Encore une matinée de travail interminable. J'ai envie de bâiller, mais un garde se doit de rester parfaitement immobile durant son service. Je me retiens donc et louche un peu à gauche, à défaut de pouvoir faire autre chose.
Les deux seules boutiques qui animent un peu la place sont pour l'heure fermées, et je contemple avec envie leurs devantures colorées. Hélas, si tôt le matin, ni promeneurs, ni marchands, uniquement cette ponette crème qui vient tous les jours s'occuper du parterre de roses. Sans jamais m'accorder un regard, elle accomplit sa tâche le sourire aux lèvres, puis s'assied sur un banc et leur parle gentiment.

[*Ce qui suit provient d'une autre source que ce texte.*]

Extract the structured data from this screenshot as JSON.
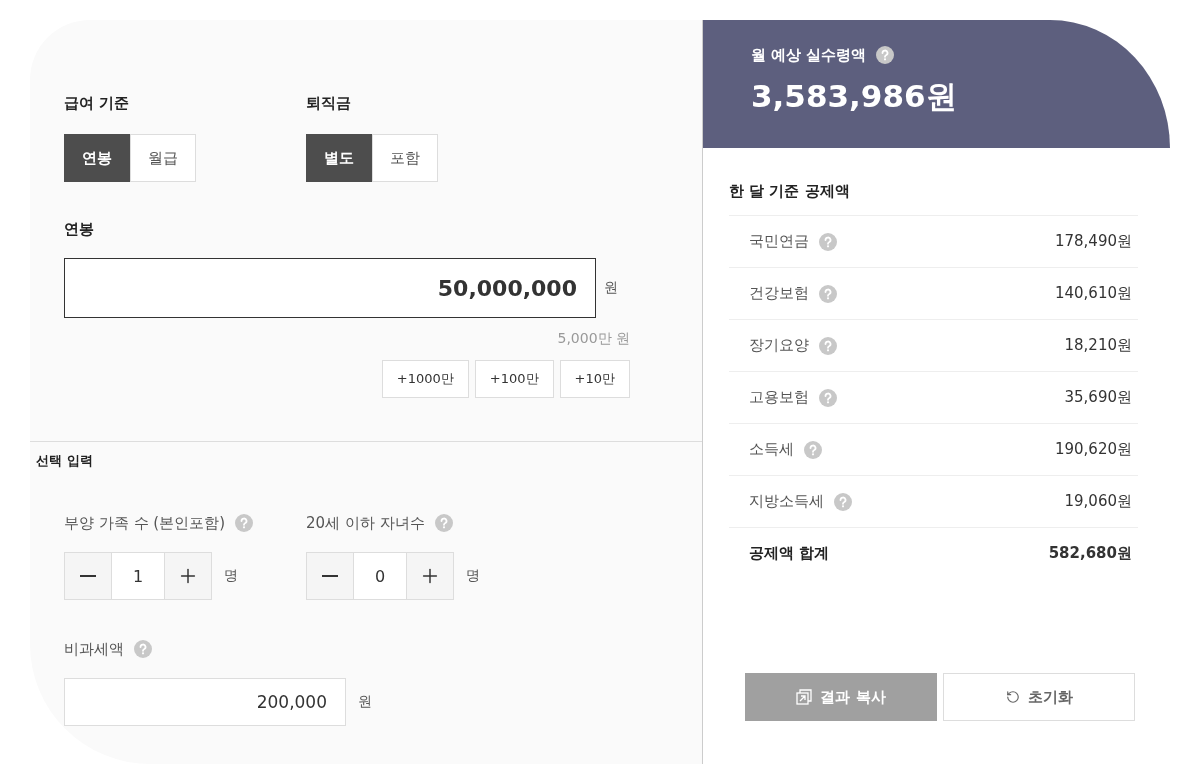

Ce ne sont là que quelques fleurs, presque insignifiantes comparées à celles des jardins royaux qui s'épanouissent dans mon dos. L'accès en est fermé au public pour préserver sa beauté, et j'en garde l'un des portillons secondaires. Mais la terrestre aux doux yeux verts entretient son massif avec chaleur et dévotion, si bien qu'il prospère de jour en jour.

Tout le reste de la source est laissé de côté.